In a letter to the Guardian, Martin Wheatcroft comments on Professor Richard Murphy’s suggestion that ‘People’s QE’ can be used to finance government spending at no cost.

Professor Richard Murphy (Letters, 27 September) is mistaken when he claims that “QE debt carries no interest cost” and that we can ignore capital markets by using “People’s QE” to finance public spending cost-free. As a chartered accountant, he should know better. No debit exists without a credit, and the purchase of bonds by the Bank of England results in one form of public debt (government securities) being replaced by another (Bank of England deposits). Interest is payable on these deposits at the Bank of England base rate – currently 0.25%. This is not zero.

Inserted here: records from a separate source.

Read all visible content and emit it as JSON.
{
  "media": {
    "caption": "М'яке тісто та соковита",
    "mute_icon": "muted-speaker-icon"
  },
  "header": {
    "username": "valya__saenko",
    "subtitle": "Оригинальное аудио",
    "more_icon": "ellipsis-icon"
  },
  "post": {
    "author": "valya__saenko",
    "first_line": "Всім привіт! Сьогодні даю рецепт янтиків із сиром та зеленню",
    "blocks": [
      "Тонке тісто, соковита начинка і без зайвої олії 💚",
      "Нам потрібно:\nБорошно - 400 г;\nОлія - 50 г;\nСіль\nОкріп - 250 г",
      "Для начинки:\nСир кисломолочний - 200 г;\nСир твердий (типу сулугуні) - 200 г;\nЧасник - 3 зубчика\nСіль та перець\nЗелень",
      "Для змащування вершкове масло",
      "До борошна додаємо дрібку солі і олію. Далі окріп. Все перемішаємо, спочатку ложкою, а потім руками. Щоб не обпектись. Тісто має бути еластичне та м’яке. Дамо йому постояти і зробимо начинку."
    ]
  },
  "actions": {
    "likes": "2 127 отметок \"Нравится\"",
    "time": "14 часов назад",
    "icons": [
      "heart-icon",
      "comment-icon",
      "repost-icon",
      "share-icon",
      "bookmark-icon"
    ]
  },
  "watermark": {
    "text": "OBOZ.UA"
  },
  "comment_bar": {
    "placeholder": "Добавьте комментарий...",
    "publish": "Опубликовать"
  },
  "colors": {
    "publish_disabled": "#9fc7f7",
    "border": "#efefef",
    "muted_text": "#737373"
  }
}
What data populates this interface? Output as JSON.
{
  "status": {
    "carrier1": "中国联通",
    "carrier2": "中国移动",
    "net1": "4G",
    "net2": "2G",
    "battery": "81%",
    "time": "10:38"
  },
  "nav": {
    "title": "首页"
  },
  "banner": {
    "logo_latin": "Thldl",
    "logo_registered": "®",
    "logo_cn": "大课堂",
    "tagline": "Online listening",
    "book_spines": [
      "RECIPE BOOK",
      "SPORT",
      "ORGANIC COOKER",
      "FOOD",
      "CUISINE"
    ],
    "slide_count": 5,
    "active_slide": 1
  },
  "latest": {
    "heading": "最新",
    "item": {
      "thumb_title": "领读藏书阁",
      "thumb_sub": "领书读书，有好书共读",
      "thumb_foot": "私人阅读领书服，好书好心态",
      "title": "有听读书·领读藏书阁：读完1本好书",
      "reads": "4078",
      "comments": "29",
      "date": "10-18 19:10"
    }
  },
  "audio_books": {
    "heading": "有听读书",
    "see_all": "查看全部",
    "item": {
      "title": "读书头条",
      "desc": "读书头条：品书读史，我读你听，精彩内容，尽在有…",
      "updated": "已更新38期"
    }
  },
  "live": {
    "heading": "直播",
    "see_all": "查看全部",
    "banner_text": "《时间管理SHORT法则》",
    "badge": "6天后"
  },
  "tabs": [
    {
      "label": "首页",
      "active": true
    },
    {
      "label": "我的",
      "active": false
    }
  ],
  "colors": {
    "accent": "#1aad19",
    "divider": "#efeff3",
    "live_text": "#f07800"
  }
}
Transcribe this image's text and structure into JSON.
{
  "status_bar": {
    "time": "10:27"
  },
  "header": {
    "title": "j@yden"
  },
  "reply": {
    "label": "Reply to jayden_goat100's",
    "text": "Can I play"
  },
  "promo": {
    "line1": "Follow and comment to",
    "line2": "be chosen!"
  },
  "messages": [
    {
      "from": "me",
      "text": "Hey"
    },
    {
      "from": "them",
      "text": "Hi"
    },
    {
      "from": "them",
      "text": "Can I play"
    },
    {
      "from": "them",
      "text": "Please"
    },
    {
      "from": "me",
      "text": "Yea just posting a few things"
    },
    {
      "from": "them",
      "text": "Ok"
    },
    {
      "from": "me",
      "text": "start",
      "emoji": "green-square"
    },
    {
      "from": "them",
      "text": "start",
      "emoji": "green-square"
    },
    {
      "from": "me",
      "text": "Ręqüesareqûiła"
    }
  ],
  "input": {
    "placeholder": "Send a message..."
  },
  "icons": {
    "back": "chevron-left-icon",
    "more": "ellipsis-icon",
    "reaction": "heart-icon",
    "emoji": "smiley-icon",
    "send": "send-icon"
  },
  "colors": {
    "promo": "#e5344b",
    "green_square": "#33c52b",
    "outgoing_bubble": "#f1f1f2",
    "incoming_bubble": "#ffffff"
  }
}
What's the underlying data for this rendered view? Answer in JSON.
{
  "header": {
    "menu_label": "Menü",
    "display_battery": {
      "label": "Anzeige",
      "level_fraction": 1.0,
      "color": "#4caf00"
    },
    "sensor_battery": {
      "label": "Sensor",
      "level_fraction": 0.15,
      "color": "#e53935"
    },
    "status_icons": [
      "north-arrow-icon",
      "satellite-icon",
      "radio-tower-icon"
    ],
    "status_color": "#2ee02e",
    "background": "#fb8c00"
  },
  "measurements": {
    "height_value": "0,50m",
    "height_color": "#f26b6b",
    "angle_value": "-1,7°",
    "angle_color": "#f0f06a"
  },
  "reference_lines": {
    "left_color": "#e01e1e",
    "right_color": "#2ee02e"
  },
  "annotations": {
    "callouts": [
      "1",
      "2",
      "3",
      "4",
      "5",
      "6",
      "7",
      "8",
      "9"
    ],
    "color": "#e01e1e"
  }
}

Quantitative easing swaps the benefit of locking-in the interest rate payable on long-term fixed-rate government securities for variable interest charges. The good news is that the £435bn of QE debt that we have today has been swapped into deposits paying 0.25%, costing the exchequer just £1bn in interest each year on this element of the national debt. However, the base rate could change very quickly depending on economic conditions and the decisions of the Monetary Policy Committee. An increase to 2% – historically still quite low – would cost an extra £8bn a year in interest, while at 5% – the rate in 2006 before the financial crisis – the annual interest cost would be £21bn higher than it is now.

Borrowing to finance public spending can be a sensible policy in the right circumstances, especially if directed at infrastructure and other investments that generate economic growth. But, politicians considering People’s QE as a policy choice should understand that there is no such thing as free finance, even for governments. As it turns out, even printing money costs money.